Corruption trial politically motivated, with no legal basis, Ace insists
Suspended ANC secretary-general wants his cases struck off the roll, but he will have to wait until April for clarity
Ace Magashule is convinced his corruption trial will be thwarted. He argues that the R255m tender for the eradication of asbestos in Mangaung had nothing to do with the department that issued the contract.
On Tuesday, the suspended ANC secretary-general said he was astounded he was being charged with poor oversight of Free State human settlements, which issued the tender during his time as premier there, saying he was not directly responsible for the department.
Magashule has petitioned the Bloemfontein high court to throw out his cases — he is accused of failing to conducted oversight of a government department and report corruption — arguing there is no legal basis for corruption charges against him.
The court has reserved judgment until April.
Speaking to the media outside court, Magashule maintained there was no case against him.
“And the question was from my lawyers, what have I benefited? Because if you charge me with corruption and fraud it means I have benefited,” he said confidently.
Magashule told the court the charges against him were politically motivated to keep him out of his ANC office at Luthuli House.

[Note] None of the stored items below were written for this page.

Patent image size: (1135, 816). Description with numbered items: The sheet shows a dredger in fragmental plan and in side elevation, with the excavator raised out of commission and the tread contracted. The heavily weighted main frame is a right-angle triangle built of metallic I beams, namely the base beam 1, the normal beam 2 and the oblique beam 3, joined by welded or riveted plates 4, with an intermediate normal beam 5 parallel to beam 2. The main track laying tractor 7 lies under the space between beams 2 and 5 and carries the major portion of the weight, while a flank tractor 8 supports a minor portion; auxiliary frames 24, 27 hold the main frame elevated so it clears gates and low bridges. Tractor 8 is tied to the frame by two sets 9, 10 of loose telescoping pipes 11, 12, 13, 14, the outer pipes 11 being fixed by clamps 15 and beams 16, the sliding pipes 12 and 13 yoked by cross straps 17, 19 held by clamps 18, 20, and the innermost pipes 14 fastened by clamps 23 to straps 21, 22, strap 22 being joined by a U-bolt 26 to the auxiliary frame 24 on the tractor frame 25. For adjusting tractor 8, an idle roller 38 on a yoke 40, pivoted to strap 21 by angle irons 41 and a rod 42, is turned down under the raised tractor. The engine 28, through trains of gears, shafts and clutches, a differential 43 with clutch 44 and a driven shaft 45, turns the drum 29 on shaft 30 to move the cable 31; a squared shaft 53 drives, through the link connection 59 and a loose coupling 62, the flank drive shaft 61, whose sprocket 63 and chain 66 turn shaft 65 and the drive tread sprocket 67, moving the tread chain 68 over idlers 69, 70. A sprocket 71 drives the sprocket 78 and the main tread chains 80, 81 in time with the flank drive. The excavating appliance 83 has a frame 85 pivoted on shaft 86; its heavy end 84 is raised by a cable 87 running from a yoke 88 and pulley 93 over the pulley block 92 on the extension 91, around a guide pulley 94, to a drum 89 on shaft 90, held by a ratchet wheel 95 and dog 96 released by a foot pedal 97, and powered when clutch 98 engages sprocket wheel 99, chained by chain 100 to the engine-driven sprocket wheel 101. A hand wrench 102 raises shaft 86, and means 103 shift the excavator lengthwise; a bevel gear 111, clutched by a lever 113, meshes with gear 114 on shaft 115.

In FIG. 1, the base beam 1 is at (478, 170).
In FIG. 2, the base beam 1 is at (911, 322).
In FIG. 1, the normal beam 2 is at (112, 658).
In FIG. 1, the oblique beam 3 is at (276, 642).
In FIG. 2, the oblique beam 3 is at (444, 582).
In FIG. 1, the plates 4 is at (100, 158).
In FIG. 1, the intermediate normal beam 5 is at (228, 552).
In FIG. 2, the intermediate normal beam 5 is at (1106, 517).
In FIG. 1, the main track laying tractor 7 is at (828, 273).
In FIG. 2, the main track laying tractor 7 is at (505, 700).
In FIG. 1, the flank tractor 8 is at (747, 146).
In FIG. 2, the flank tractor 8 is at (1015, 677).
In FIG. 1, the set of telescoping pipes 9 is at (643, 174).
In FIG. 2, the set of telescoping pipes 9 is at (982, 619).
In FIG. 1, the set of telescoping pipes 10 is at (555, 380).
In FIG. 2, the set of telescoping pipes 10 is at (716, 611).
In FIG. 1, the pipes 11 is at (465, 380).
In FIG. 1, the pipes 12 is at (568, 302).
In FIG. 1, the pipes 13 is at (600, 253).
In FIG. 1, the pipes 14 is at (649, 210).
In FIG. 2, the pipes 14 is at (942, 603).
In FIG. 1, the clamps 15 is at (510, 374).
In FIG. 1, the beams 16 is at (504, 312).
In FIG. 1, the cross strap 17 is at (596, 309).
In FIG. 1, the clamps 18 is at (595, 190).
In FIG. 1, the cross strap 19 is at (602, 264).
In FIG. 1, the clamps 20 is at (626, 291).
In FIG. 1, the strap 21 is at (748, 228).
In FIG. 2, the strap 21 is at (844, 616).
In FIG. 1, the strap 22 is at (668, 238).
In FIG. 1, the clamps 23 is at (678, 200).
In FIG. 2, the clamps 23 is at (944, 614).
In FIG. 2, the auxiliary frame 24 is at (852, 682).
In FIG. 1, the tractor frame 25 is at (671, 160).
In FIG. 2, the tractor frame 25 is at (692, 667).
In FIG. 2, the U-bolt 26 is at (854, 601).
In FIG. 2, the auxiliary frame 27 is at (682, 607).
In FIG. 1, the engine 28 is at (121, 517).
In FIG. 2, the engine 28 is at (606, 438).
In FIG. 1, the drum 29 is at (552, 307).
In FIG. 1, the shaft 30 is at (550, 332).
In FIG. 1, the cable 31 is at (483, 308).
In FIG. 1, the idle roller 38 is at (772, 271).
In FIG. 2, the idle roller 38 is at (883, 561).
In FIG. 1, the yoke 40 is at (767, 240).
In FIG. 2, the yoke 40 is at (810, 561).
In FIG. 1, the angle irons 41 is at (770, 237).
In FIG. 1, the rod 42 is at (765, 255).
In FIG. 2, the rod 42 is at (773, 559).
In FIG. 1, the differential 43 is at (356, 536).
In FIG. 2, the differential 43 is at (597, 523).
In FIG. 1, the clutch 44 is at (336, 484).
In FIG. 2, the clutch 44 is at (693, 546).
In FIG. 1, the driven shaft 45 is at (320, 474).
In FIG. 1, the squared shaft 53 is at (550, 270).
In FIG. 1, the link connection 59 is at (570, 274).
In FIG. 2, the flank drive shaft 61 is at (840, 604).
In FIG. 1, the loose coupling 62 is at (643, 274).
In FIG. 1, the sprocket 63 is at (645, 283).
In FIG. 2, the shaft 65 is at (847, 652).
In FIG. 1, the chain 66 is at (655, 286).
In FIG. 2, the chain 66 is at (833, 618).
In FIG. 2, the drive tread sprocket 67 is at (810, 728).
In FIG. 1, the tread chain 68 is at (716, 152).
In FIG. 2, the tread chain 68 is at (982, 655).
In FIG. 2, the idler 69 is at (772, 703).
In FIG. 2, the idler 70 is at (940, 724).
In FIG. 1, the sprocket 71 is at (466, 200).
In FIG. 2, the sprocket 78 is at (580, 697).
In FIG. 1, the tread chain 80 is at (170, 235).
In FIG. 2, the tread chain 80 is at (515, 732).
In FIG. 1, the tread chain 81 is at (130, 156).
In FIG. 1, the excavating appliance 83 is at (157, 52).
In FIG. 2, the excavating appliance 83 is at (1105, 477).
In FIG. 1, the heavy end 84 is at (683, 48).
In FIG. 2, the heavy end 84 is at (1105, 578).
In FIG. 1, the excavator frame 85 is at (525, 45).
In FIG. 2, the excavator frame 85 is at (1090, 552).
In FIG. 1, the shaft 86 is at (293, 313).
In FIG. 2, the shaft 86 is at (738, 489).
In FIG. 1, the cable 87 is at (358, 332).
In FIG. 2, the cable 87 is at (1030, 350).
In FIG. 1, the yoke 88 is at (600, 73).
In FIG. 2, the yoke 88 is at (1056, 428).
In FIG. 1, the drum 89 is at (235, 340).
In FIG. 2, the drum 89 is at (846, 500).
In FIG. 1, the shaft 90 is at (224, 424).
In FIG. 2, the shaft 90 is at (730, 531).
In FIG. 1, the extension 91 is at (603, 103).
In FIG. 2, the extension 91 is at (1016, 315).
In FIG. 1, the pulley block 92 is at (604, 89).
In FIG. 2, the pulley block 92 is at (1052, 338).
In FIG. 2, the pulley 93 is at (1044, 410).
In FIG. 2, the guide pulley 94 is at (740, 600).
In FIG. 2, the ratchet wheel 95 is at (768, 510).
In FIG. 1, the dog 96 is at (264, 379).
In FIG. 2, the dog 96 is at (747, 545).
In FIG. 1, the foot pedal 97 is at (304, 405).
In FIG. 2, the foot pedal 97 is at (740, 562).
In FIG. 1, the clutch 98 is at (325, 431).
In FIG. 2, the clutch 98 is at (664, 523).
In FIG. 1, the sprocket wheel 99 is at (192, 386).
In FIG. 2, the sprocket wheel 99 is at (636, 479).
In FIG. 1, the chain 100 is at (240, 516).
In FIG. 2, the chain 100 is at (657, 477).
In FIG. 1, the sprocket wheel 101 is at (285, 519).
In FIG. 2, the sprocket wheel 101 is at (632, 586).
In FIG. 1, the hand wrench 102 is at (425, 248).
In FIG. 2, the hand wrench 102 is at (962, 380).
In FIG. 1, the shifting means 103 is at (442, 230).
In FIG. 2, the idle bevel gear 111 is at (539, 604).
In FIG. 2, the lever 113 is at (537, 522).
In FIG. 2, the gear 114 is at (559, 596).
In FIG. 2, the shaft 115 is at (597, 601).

His lawyers said the state’s case had been weakened because its key witness, Moroadi Cholota, Magashule’s former PA, refused to testify against him.
They allege Cholota solicited funds for school fees, travel expenses and electronic devices from those accused of looting the asbestos tender, but that this was not necessarily a corrupt arrangement.
His legal representatives also questioned the timing of Magashule’s arrest, saying it took place before the National Prosecuting Authority (NPA) had completed its investigation.
Magashule supporters and ANC national executive committee (NEC) member Dakota Legoete said the fact that the state had dropped the number of charges against him demonstrated it did not have a case.
“The state is adamant it has a case. The defence made it very clear that the state does not have a case. Charges are no longer 17. They have been reduced to three. [This] clearly demonstrates there’s a move. Secondly, we are still awaiting any amount or any deposit or any allegation of corruption,” Legoete said.
Should Magashule lose his bid to have his case struck off the roll, his corruption trial will resume in June.